Extending valuation to function field

Question

I'm reading Serre's Algebraic groups and I was not able to understand a definition he gave there. Let $(X, \mathscr{O}_X)$ be a smooth projective curve. One defines $$ \mathscr{O}_{X,p} = \varinjlim_{p\in U \subseteq X} \mathscr{O}_X(U) $$ and $$ k(X) = \varinjlim_{U \subseteq X} \mathscr{O}_X(U) $$ which induces injections $$ \mathscr{O}_X(X) \to \mathscr{O}_{X,p} \to k(X). $$ Since $X$ is smooth $\mathscr{O}_{X,p}$ is a DVR. Let $\nu_p$ be its associated valuation. How is this valuation extended to $k(X)$? Serre says that if $f = ut^n$ where $u$ is an invertible element in $\mathscr{O}_{X,p}$ and $t$ a uniformizing parameter of $\mathscr{O}_{X,p}$ then $\nu_p(f) = n$. However, this is only defining $\nu_p$ for elements in $\mathscr{O}_{X,p}$ not $k(X)$. Am I missing something?

Answer 1

$\mathcal O_{X, p}$ is an integral domain, and $k(X)$ is its field of fractions.

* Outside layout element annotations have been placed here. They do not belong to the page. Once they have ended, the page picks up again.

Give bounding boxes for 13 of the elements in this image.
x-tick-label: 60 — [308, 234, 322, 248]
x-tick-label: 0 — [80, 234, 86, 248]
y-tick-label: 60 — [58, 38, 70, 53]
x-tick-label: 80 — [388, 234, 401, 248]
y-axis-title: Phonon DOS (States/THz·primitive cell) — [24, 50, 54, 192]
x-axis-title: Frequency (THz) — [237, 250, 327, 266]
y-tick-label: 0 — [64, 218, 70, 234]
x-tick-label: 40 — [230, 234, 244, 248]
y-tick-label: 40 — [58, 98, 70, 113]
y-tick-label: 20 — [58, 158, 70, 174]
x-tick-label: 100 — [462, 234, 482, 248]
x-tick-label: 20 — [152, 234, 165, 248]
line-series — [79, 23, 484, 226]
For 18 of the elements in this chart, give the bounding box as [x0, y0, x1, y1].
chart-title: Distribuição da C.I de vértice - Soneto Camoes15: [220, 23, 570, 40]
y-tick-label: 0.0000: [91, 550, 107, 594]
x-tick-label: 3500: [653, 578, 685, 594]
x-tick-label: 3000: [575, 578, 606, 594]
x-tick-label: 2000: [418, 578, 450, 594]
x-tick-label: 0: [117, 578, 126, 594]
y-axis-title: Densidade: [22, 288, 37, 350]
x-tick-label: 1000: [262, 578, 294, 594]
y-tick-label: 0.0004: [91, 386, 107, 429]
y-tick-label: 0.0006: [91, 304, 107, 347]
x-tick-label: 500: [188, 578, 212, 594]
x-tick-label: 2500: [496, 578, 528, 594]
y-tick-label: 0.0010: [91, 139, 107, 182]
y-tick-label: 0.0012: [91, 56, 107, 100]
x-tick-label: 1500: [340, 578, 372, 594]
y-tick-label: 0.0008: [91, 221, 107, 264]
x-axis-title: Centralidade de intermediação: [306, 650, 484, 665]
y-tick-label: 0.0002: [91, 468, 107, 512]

Therefore, seeing that all elements in $\mathcal O_{X, p}$ can be written in the form $u t^n$ with $u$ a unit and $n \geq 0$, it must be the case that all elements in $k(X)$ can be written in the form $u t^n$ with $n$ positive or negative.

So for a given $f \in k(X)$, $v_p(f)$ can take any value in $\mathbb Z \cup \{ \infty \}$. Such an $f$ is contained in $\mathcal O_{X, p}$ if and only if $v_p(f) \geq 0$.